Los orígenes de la festividad también rememoran el de algunas prácticas culturales cubanas. Nadie sabe exactamente cuándo o cómo empezó a celebrarse el Junkanoo, pero los historiadores apuestan a que fue entre los siglos XVI y XVII, durante los momentos de ocio de los esclavos africanos establecidos en algunas antiguas colonias británicas del Caribe. Los amos ofrecían vacaciones a sus esclavos en Navidad, y estos, con total libertad para el festejo, bailaban, cantaban y se vestían como debieron hacerlo sus ancestros africanos, o como entendían ellos que debía ser su Navidad.

No puedo dejar de recordar entonces, por ejemplo, a la tumba francesa, nacida como festejo en los ratos de ocio de los esclavos propiedad de cafetaleros franceses en el oriente cubano. El Junkanoo y la tumba francesa hoy en nada se parecen, sin embargo, no podrían ignorar la naturaleza de la que fueron hechas. Estas, al igual que otras prácticas nacidas como festejo en el tiempo libre de los africanos traídos a América, son como ríos que no se tocan jamás, aunque nacieron de una misma fuente.

Según algunos estudios, la celebración del Junkanoo honra a un negro comerciante exitoso llamado John Connu, que vivía en algún lugar de la costa de Guinea de África en torno a 1720. Es probable que de ahí le venga el nombre, aunque hay otras versiones.

Sin embargo, eso no es lo más importante, sino, más bien, el hecho de que el Junkanoo o como se llamara, aun cuando todavía no tuviera nombre, contenía en sí la rebeldía de una clase oprimida.

Se dice que desde sus formas más tempranas el Junkanoo en Nassau, fue asumido con ojeriza por la sociedad bahamesa, en parte porque la festividad se desarrollaba en el principal distrito de negocios del centro de Nassau. Ya por el siglo XIX, cada día de San Esteban, en la caída de la noche después de Navidad, enmascarados de las comunidades negras de los alrededores, conocidas localmente como los "sobre la colina", transgredían los límites raciales tácitos de la isla para congregarse, así, enmascarados, de forma masiva en el corazón de la zona de Bay Street. Se reunían según sus filiaciones étnicas africanas, y disfrazados con trajes hechos de escombros, tiras de papel, trapos y esponja. Cuentan que en aquel entonces el Junkanoo era un festejo muy violento, no apto para turistas.

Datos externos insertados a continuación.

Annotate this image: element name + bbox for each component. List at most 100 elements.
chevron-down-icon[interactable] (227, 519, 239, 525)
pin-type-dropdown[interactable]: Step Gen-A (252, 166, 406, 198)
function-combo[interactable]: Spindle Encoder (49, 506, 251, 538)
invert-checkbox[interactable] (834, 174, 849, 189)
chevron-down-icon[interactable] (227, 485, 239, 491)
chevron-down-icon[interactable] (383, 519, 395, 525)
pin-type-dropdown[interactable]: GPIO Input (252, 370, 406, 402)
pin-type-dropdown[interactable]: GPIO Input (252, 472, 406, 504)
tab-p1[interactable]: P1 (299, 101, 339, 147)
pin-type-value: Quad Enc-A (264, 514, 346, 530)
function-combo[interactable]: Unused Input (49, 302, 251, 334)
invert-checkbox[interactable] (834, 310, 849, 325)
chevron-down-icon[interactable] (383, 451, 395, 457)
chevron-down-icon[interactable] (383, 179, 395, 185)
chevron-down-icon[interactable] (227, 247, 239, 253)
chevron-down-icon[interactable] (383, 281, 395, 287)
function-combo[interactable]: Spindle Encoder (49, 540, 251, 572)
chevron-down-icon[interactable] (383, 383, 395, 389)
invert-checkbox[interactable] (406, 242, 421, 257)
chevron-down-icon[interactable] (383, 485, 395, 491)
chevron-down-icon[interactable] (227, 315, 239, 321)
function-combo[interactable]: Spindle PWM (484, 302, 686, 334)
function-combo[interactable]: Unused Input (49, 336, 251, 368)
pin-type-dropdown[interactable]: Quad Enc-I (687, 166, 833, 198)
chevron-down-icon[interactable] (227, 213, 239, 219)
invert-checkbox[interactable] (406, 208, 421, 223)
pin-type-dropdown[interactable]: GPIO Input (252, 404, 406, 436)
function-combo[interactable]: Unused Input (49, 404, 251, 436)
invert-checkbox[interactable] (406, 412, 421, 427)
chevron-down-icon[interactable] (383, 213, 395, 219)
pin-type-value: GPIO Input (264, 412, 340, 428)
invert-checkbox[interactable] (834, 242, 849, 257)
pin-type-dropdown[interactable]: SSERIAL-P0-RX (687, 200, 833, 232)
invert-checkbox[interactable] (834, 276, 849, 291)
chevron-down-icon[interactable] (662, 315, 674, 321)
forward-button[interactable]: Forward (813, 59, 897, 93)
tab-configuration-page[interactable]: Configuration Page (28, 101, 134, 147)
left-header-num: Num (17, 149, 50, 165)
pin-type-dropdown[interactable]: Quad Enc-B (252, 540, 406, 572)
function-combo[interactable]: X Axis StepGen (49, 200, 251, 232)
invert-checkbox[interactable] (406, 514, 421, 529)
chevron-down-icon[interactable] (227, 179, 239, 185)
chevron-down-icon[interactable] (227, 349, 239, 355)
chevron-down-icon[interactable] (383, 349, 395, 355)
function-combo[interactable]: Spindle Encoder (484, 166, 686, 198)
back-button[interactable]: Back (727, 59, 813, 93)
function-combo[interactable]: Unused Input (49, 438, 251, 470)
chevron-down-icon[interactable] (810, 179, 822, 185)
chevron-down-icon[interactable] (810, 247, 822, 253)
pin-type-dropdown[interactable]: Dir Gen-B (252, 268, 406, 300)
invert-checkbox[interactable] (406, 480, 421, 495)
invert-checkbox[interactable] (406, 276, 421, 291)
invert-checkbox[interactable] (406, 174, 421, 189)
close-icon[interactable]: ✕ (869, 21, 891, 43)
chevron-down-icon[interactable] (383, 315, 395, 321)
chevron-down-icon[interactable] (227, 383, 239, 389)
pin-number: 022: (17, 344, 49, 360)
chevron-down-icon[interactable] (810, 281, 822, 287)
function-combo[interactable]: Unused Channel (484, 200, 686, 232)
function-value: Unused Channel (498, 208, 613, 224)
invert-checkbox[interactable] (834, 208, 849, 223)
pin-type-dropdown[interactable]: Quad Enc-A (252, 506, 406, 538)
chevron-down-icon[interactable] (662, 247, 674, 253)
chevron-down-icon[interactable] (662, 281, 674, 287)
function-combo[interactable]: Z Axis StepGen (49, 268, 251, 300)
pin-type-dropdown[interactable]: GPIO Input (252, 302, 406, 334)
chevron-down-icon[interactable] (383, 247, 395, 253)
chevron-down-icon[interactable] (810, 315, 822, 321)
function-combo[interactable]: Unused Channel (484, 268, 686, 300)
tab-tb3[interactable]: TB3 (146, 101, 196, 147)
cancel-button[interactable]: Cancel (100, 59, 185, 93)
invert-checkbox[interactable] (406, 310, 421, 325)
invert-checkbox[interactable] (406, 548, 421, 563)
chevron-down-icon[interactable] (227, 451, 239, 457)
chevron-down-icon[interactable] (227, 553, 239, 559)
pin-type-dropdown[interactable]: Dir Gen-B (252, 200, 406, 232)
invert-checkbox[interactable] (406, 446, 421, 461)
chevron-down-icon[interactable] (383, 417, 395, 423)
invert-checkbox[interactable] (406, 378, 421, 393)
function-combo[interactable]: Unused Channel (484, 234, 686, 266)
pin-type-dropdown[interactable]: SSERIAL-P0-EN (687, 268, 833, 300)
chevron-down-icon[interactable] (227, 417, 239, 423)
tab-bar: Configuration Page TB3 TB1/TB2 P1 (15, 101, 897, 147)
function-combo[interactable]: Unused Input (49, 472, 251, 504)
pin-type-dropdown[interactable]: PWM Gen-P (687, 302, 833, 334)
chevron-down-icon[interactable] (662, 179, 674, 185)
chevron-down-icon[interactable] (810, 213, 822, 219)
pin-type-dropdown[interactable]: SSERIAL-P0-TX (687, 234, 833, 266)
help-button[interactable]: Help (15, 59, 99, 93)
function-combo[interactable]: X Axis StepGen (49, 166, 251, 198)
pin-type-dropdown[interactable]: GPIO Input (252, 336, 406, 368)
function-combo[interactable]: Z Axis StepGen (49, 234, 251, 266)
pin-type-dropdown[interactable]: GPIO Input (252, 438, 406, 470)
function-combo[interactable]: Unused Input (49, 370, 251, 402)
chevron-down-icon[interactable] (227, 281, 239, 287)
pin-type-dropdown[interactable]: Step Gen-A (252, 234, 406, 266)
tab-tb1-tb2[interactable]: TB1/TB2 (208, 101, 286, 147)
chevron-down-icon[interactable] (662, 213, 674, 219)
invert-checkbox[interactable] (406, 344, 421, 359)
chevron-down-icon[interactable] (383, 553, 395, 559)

En las décadas de 1920 y 1930 comenzó a transformarse en un desfile. Se ofrecieron premios en efectivo, pagados por las empresas locales, para los mejores disfraces, con la intención de que los esfuerzos se concentraran en la parte estética del evento. El nuevo comité organizador se propuso, además, cambiar la fecha del acontecimiento de su tradicional día después de Navidad a la mañana de Año Nuevo.

El Junkanoo comenzó a transformarse en lo que es hoy. Sin embargo, no todos respondieron de la misma forma, algunos siguieron saliendo a las calles por el mero hecho de bailar y tocar y no por un premio. Y aunque hubo quien empezó a desfilar el 1ro de enero, como se proponía, otros siguieron festejando el 26 de diciembre según la tradición. Es por eso que hoy se celebran ambas jornadas.

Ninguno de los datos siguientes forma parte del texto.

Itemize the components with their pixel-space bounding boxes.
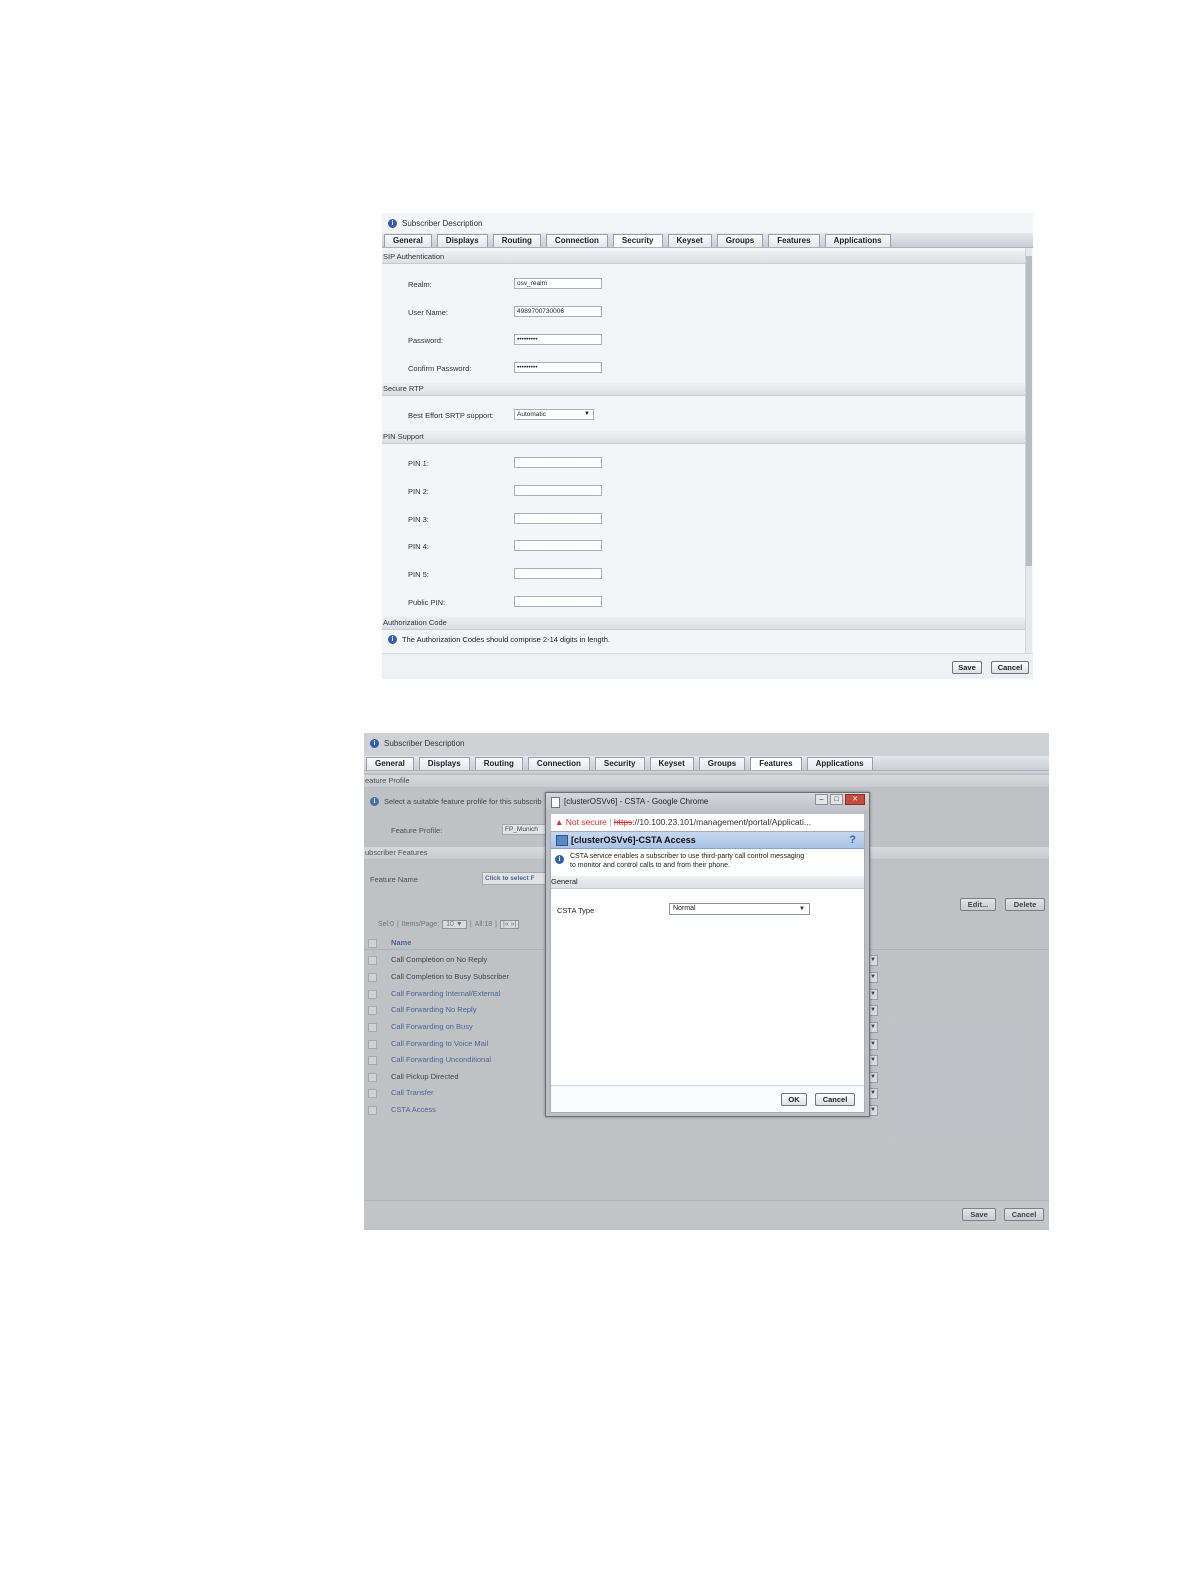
confirm-password-input[interactable]: ••••••••• [514, 362, 602, 373]
username-label: User Name: [408, 308, 449, 317]
tab-routing[interactable]: Routing [474, 757, 523, 770]
scrollbar-thumb[interactable] [1026, 256, 1032, 566]
csta-info-line-1: CSTA service enables a subscriber to use… [570, 853, 805, 860]
csta-dialog: [clusterOSVv6]-CSTA Access ? i CSTA serv… [550, 831, 865, 1113]
csta-type-select[interactable]: Normal ▼ [669, 903, 810, 915]
popup-titlebar[interactable]: [clusterOSVv6] - CSTA - Google Chrome – … [546, 793, 869, 810]
confirm-password-label: Confirm Password: [408, 364, 472, 373]
tab-keyset[interactable]: Keyset [667, 234, 712, 247]
pin5-label: PIN 5: [408, 570, 429, 579]
pin3-label: PIN 3: [408, 515, 429, 524]
cancel-button[interactable]: Cancel [991, 661, 1029, 674]
vertical-scrollbar[interactable] [1025, 248, 1032, 653]
tab-security[interactable]: Security [594, 757, 645, 770]
info-icon: i [388, 218, 397, 228]
authorization-code-header: Authorization Code [382, 617, 1025, 630]
csta-info-line-2: to monitor and control calls to and from… [570, 862, 730, 869]
realm-label: Realm: [408, 280, 432, 289]
tab-applications[interactable]: Applications [806, 757, 873, 770]
dialog-title: [clusterOSVv6]-CSTA Access [571, 835, 696, 845]
security-tab-screenshot: i Subscriber Description General Display… [382, 213, 1033, 679]
secure-rtp-header: Secure RTP [382, 383, 1025, 396]
csta-type-value: Normal [673, 905, 696, 912]
public-pin-label: Public PIN: [408, 598, 446, 607]
subscriber-description-row: i Subscriber Description [388, 216, 482, 230]
pin4-input[interactable] [514, 540, 602, 551]
footer-bar: Save Cancel [382, 653, 1033, 679]
address-bar[interactable]: ▲ Not secure | https://10.100.23.101/man… [550, 813, 865, 832]
tab-routing[interactable]: Routing [492, 234, 541, 247]
username-input[interactable]: 4989700730006 [514, 306, 602, 317]
dialog-footer: OK Cancel [551, 1085, 864, 1112]
pin3-input[interactable] [514, 513, 602, 524]
cancel-button[interactable]: Cancel [815, 1093, 855, 1106]
ok-button[interactable]: OK [781, 1093, 807, 1106]
chevron-down-icon: ▼ [584, 411, 590, 417]
url-scheme: https [613, 817, 633, 827]
subscriber-description-row: i Subscriber Description [370, 736, 464, 750]
tab-general[interactable]: General [384, 234, 432, 247]
password-label: Password: [408, 336, 444, 345]
window-controls: – □ ✕ [815, 794, 865, 805]
password-input[interactable]: ••••••••• [514, 334, 602, 345]
general-section-header: General [551, 876, 864, 889]
tab-security[interactable]: Security [612, 234, 663, 247]
tab-bar: General Displays Routing Connection Secu… [364, 756, 1049, 771]
close-icon[interactable]: ✕ [845, 794, 865, 805]
info-icon: i [555, 855, 564, 864]
document-icon [551, 797, 560, 808]
tab-groups[interactable]: Groups [698, 757, 746, 770]
tab-features[interactable]: Features [750, 757, 802, 770]
tab-connection[interactable]: Connection [545, 234, 608, 247]
info-icon: i [370, 738, 379, 748]
srtp-select-value: Automatic [517, 411, 546, 418]
tab-general[interactable]: General [366, 757, 414, 770]
tab-applications[interactable]: Applications [824, 234, 891, 247]
csta-info: i CSTA service enables a subscriber to u… [555, 852, 845, 870]
subscriber-description-label: Subscriber Description [384, 738, 465, 748]
pin1-label: PIN 1: [408, 459, 429, 468]
csta-popup-window: [clusterOSVv6] - CSTA - Google Chrome – … [545, 792, 870, 1117]
help-icon[interactable]: ? [849, 832, 856, 848]
csta-type-label: CSTA Type [557, 906, 595, 915]
pin-support-header: PIN Support [382, 431, 1025, 444]
save-button[interactable]: Save [952, 661, 982, 674]
chevron-down-icon: ▼ [799, 906, 805, 912]
tab-bar: General Displays Routing Connection Secu… [382, 233, 1033, 248]
not-secure-label: Not secure [565, 817, 607, 827]
tab-displays[interactable]: Displays [436, 234, 488, 247]
authorization-info: i The Authorization Codes should compris… [388, 635, 610, 644]
authorization-info-text: The Authorization Codes should comprise … [402, 635, 611, 644]
realm-input[interactable]: osv_realm [514, 278, 602, 289]
pin2-input[interactable] [514, 485, 602, 496]
minimize-icon[interactable]: – [815, 794, 828, 805]
pin4-label: PIN 4: [408, 542, 429, 551]
srtp-select[interactable]: Automatic ▼ [514, 409, 594, 420]
dialog-icon [556, 835, 568, 846]
srtp-label: Best Effort SRTP support: [408, 411, 494, 420]
maximize-icon[interactable]: □ [830, 794, 843, 805]
url-text: ://10.100.23.101/management/portal/Appli… [632, 817, 811, 827]
subscriber-description-label: Subscriber Description [402, 218, 483, 228]
sip-authentication-header: SIP Authentication [382, 251, 1025, 264]
features-tab-screenshot: i Subscriber Description General Display… [364, 733, 1049, 1230]
public-pin-input[interactable] [514, 596, 602, 607]
pin2-label: PIN 2: [408, 487, 429, 496]
tab-connection[interactable]: Connection [527, 757, 590, 770]
pin1-input[interactable] [514, 457, 602, 468]
tab-groups[interactable]: Groups [716, 234, 764, 247]
pin5-input[interactable] [514, 568, 602, 579]
warning-icon: ▲ [555, 817, 564, 827]
tab-displays[interactable]: Displays [418, 757, 470, 770]
dialog-header: [clusterOSVv6]-CSTA Access ? [551, 832, 864, 849]
tab-features[interactable]: Features [768, 234, 820, 247]
tab-keyset[interactable]: Keyset [649, 757, 694, 770]
info-icon: i [388, 635, 397, 644]
popup-window-title: [clusterOSVv6] - CSTA - Google Chrome [564, 797, 709, 806]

Temerosos del espíritu revolucionario evidente en las protestas usuales del Junkanoo, la festividad fue cancelada en 1942, en el momento de los disturbios de Birmania Road —sublevaciones tras los conflictos laborales con una empresa estadounidense contratada para construir el aeropuerto. Aun cuando el Junkanoo regresó a Bay Street en 1948, el festejo no dejó de realizarse, muy lejos del centro de Nassau.

Y es así que el Junkanoo fue enraizándose en la historia de Bahamas, como expresión de lo más popular y genuino de la sociedad bahamesa. Es hoy un símbolo de la identidad nacional en el que persisten tradiciones danzarias, musicales, artesanales, culinarias. 

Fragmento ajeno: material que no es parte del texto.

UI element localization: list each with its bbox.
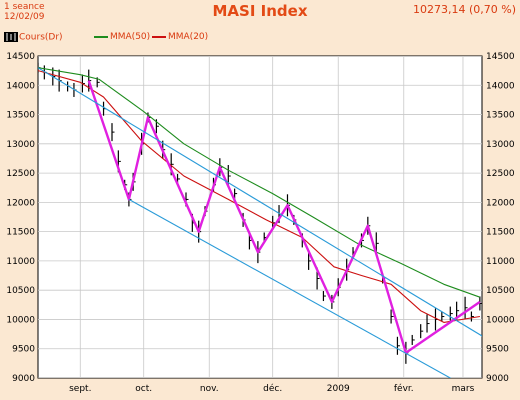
y-tick-label-left: 10000 [6,315,35,325]
y-tick-label-left: 13500 [6,111,35,121]
x-tick-label: 2009 [327,384,350,394]
y-tick-label-left: 14000 [6,81,35,91]
y-tick-label-left: 14500 [6,52,35,62]
price-chart: 9000 9000 9500 9500 10000 10000 10500 10500 1100… [6,52,515,394]
y-tick-label-left: 11000 [6,257,35,267]
y-tick-label-left: 12500 [6,169,35,179]
x-tick-label: sept. [69,384,91,394]
y-tick-label-left: 13000 [6,140,35,150]
y-tick-label-right: 12000 [486,198,515,208]
y-tick-label-right: 10500 [486,286,515,296]
y-tick-label-left: 9500 [12,345,35,355]
y-tick-label-right: 13500 [486,111,515,121]
y-tick-label-left: 11500 [6,228,35,238]
y-tick-label-right: 11500 [486,228,515,238]
y-tick-label-left: 10500 [6,286,35,296]
y-tick-label-left: 12000 [6,198,35,208]
y-tick-label-right: 12500 [486,169,515,179]
x-tick-label: févr. [394,383,414,394]
y-tick-label-right: 14500 [486,52,515,62]
x-tick-label: oct. [135,384,152,394]
x-tick-label: déc. [263,383,282,394]
y-tick-label-right: 9500 [486,345,509,355]
y-tick-label-right: 9000 [486,374,509,384]
y-tick-label-right: 10000 [486,315,515,325]
y-tick-label-left: 9000 [12,374,35,384]
x-tick-label: mars [452,384,475,394]
y-tick-label-right: 11000 [486,257,515,267]
y-tick-label-right: 14000 [486,81,515,91]
x-tick-label: nov. [200,384,219,394]
y-tick-label-right: 13000 [486,140,515,150]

Más allá de la minuciosidad con que los diferentes barrios diseñan y construyen sus vestuarios cada año, o la ansiedad por merecer un premio, es la espera de la fiesta, el gozo que ella promueve desde los valores identitarios, la historia de rebeldía que abriga en su zona más íntima, esa que no descubre el turista, lo que deberíamos ser capaces de aprehender del Junkanoo, lo que debería poder mostrarnos, es lo que, en definitiva, lo convierte en resumen y sello de la cultura bahamesa.